Как другие добродетели, так и благочестие не может состоять только во внешних лицемерных проявлениях. А если не будет благочестия, то вместе с тем неизбежно исчезнут и набожность и религия. Если же и эти исчезнут, то последует великий переворот всей жизни и великое смятение (4), и, пожалуй, с исчезновением благочестия к богам не устранится ли также вера (fides) и человеческое сообщество (societas generis humani), и самая совершенная из всех добродетелей — справедливость (iustitia)?

Есть и иные философы[42], и притом великие и благородные, которые полагают, что весь мир умом и рассудком (mente et ratione) богов руководится и управляется, и что, мало того, жизнь людей также богами предвидится и опекается. Ибо эти философы считают, что и плоды земные, и остальное, что земля порождает, и изменения погоды, и смену времен года, и перемены в небе, от которых зависит рост и созревание того, что родит земля, — все это бессмертные боги производят для рода человеческого. И они (о чем будет еще сказано в этих моих книгах) приводят в качестве доводов много такого, что порой кажется будто боги бессмертные все устроили [намеренно] на потребу людям. Но Карнеад[43] выдвинул против этих философов столь многое, что во всяком человеке неленивого ума возбудил желание отыскать истину (5), ибо это такой вопрос, по которому расходятся во мнениях не только неученые люди, но также и ученые. Мнения же эти столь различны и столь противоречивы, что, весьма возможно, все они ложны, верным же, конечно, может быть не более одного.

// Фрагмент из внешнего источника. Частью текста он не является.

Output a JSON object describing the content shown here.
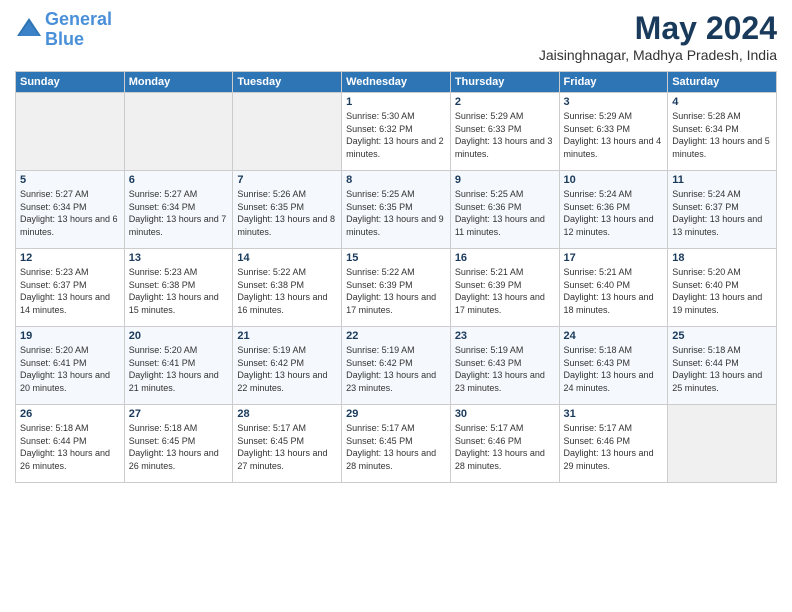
{
  "header": {
    "logo_line1": "General",
    "logo_line2": "Blue",
    "month_year": "May 2024",
    "location": "Jaisinghnagar, Madhya Pradesh, India"
  },
  "weekdays": [
    "Sunday",
    "Monday",
    "Tuesday",
    "Wednesday",
    "Thursday",
    "Friday",
    "Saturday"
  ],
  "weeks": [
    [
      {
        "day": "",
        "sunrise": "",
        "sunset": "",
        "daylight": ""
      },
      {
        "day": "",
        "sunrise": "",
        "sunset": "",
        "daylight": ""
      },
      {
        "day": "",
        "sunrise": "",
        "sunset": "",
        "daylight": ""
      },
      {
        "day": "1",
        "sunrise": "Sunrise: 5:30 AM",
        "sunset": "Sunset: 6:32 PM",
        "daylight": "Daylight: 13 hours and 2 minutes."
      },
      {
        "day": "2",
        "sunrise": "Sunrise: 5:29 AM",
        "sunset": "Sunset: 6:33 PM",
        "daylight": "Daylight: 13 hours and 3 minutes."
      },
      {
        "day": "3",
        "sunrise": "Sunrise: 5:29 AM",
        "sunset": "Sunset: 6:33 PM",
        "daylight": "Daylight: 13 hours and 4 minutes."
      },
      {
        "day": "4",
        "sunrise": "Sunrise: 5:28 AM",
        "sunset": "Sunset: 6:34 PM",
        "daylight": "Daylight: 13 hours and 5 minutes."
      }
    ],
    [
      {
        "day": "5",
        "sunrise": "Sunrise: 5:27 AM",
        "sunset": "Sunset: 6:34 PM",
        "daylight": "Daylight: 13 hours and 6 minutes."
      },
      {
        "day": "6",
        "sunrise": "Sunrise: 5:27 AM",
        "sunset": "Sunset: 6:34 PM",
        "daylight": "Daylight: 13 hours and 7 minutes."
      },
      {
        "day": "7",
        "sunrise": "Sunrise: 5:26 AM",
        "sunset": "Sunset: 6:35 PM",
        "daylight": "Daylight: 13 hours and 8 minutes."
      },
      {
        "day": "8",
        "sunrise": "Sunrise: 5:25 AM",
        "sunset": "Sunset: 6:35 PM",
        "daylight": "Daylight: 13 hours and 9 minutes."
      },
      {
        "day": "9",
        "sunrise": "Sunrise: 5:25 AM",
        "sunset": "Sunset: 6:36 PM",
        "daylight": "Daylight: 13 hours and 11 minutes."
      },
      {
        "day": "10",
        "sunrise": "Sunrise: 5:24 AM",
        "sunset": "Sunset: 6:36 PM",
        "daylight": "Daylight: 13 hours and 12 minutes."
      },
      {
        "day": "11",
        "sunrise": "Sunrise: 5:24 AM",
        "sunset": "Sunset: 6:37 PM",
        "daylight": "Daylight: 13 hours and 13 minutes."
      }
    ],
    [
      {
        "day": "12",
        "sunrise": "Sunrise: 5:23 AM",
        "sunset": "Sunset: 6:37 PM",
        "daylight": "Daylight: 13 hours and 14 minutes."
      },
      {
        "day": "13",
        "sunrise": "Sunrise: 5:23 AM",
        "sunset": "Sunset: 6:38 PM",
        "daylight": "Daylight: 13 hours and 15 minutes."
      },
      {
        "day": "14",
        "sunrise": "Sunrise: 5:22 AM",
        "sunset": "Sunset: 6:38 PM",
        "daylight": "Daylight: 13 hours and 16 minutes."
      },
      {
        "day": "15",
        "sunrise": "Sunrise: 5:22 AM",
        "sunset": "Sunset: 6:39 PM",
        "daylight": "Daylight: 13 hours and 17 minutes."
      },
      {
        "day": "16",
        "sunrise": "Sunrise: 5:21 AM",
        "sunset": "Sunset: 6:39 PM",
        "daylight": "Daylight: 13 hours and 17 minutes."
      },
      {
        "day": "17",
        "sunrise": "Sunrise: 5:21 AM",
        "sunset": "Sunset: 6:40 PM",
        "daylight": "Daylight: 13 hours and 18 minutes."
      },
      {
        "day": "18",
        "sunrise": "Sunrise: 5:20 AM",
        "sunset": "Sunset: 6:40 PM",
        "daylight": "Daylight: 13 hours and 19 minutes."
      }
    ],
    [
      {
        "day": "19",
        "sunrise": "Sunrise: 5:20 AM",
        "sunset": "Sunset: 6:41 PM",
        "daylight": "Daylight: 13 hours and 20 minutes."
      },
      {
        "day": "20",
        "sunrise": "Sunrise: 5:20 AM",
        "sunset": "Sunset: 6:41 PM",
        "daylight": "Daylight: 13 hours and 21 minutes."
      },
      {
        "day": "21",
        "sunrise": "Sunrise: 5:19 AM",
        "sunset": "Sunset: 6:42 PM",
        "daylight": "Daylight: 13 hours and 22 minutes."
      },
      {
        "day": "22",
        "sunrise": "Sunrise: 5:19 AM",
        "sunset": "Sunset: 6:42 PM",
        "daylight": "Daylight: 13 hours and 23 minutes."
      },
      {
        "day": "23",
        "sunrise": "Sunrise: 5:19 AM",
        "sunset": "Sunset: 6:43 PM",
        "daylight": "Daylight: 13 hours and 23 minutes."
      },
      {
        "day": "24",
        "sunrise": "Sunrise: 5:18 AM",
        "sunset": "Sunset: 6:43 PM",
        "daylight": "Daylight: 13 hours and 24 minutes."
      },
      {
        "day": "25",
        "sunrise": "Sunrise: 5:18 AM",
        "sunset": "Sunset: 6:44 PM",
        "daylight": "Daylight: 13 hours and 25 minutes."
      }
    ],
    [
      {
        "day": "26",
        "sunrise": "Sunrise: 5:18 AM",
        "sunset": "Sunset: 6:44 PM",
        "daylight": "Daylight: 13 hours and 26 minutes."
      },
      {
        "day": "27",
        "sunrise": "Sunrise: 5:18 AM",
        "sunset": "Sunset: 6:45 PM",
        "daylight": "Daylight: 13 hours and 26 minutes."
      },
      {
        "day": "28",
        "sunrise": "Sunrise: 5:17 AM",
        "sunset": "Sunset: 6:45 PM",
        "daylight": "Daylight: 13 hours and 27 minutes."
      },
      {
        "day": "29",
        "sunrise": "Sunrise: 5:17 AM",
        "sunset": "Sunset: 6:45 PM",
        "daylight": "Daylight: 13 hours and 28 minutes."
      },
      {
        "day": "30",
        "sunrise": "Sunrise: 5:17 AM",
        "sunset": "Sunset: 6:46 PM",
        "daylight": "Daylight: 13 hours and 28 minutes."
      },
      {
        "day": "31",
        "sunrise": "Sunrise: 5:17 AM",
        "sunset": "Sunset: 6:46 PM",
        "daylight": "Daylight: 13 hours and 29 minutes."
      },
      {
        "day": "",
        "sunrise": "",
        "sunset": "",
        "daylight": ""
      }
    ]
  ]
}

III. Обсуждая этот вопрос, мы можем и доброжелательных критиков успокоить, и злобных порицателей опровергнуть, так что одни пожалеют, что нападали на меня, а другие порадуются, что научились. Ведь тех, кто по-дружески делится своими сомнениями, нужно учить; тех же, кто враждебно нападает на нас, следует отражать (6). Знаю я, что о моих книгах, которые я выпустил в большом числе за короткое время, было много разговоров и были различные суждения. Одни удивляются, откуда у меня возникло такое рвение к философствованию (philosophandi studium), другие хотят знать мое мнение по тому или иному предмету; а многим кажется удивительным, что я отдаю предпочтение той философии, которая, де, отнимает свет и как бы окутывает вещи некой тьмой, и почему я неожиданно взял под покровительство давно уже брошенное и оставленное учение[44]. Однако вовсе не внезапно я стал заниматься философией, и не мало затратил я труда и забот на нее со времен ранней юности, а более всего тогда, когда казалось, что я совсем мало занимаюсь философией. О чем свидетельствуют и речи мои, изобилующие высказываниями философов, и близкие отношения с ученейшими людьми, чем всегда славился дом наш, и то, что я обучался у известнейших [учителей]: Диодота[45], Филона[46], Антиоха[47], Посидония[48] (7). А поскольку все философские предписания применимы к жизни, то, полагаю, я и в общественных, и в частных делах поступал так, как предписывают рассудок (ratio) и наука (doctrina).

IV. Если же кто спросит, что побудило меня так поздно взяться за письменное изложение всего этого, то нет ничего легче, чем дать на это ответ. Когда меня утомила бездеятельность, а состояние республики было таким, что ею по необходимости должен был управлять и о ней заботиться только один человек[49], то решил я, во-первых, что ради самой республики следует изложить нашим людям философию, ибо я полагал, что важно и для украшения, и для славы нашего государства, чтобы столь важные и славные вещи были изложены также и на латинском языке (8). И ничуть я не жалею о затраченном труде, потому что вижу, что мой пример возбудил во многих желание не только изучать, но и самим писать [о философии]. Ведь очень многие римляне, изучившие греческие науки, не могли передать усвоенные ими знания своим согражданам по той именно причине, что не верили, будто воспринятое ими от греков можно изложить на латинском языке. Я же в этой области, как мне кажется, настолько продвинулся, что не уступлю грекам даже в богатстве слов.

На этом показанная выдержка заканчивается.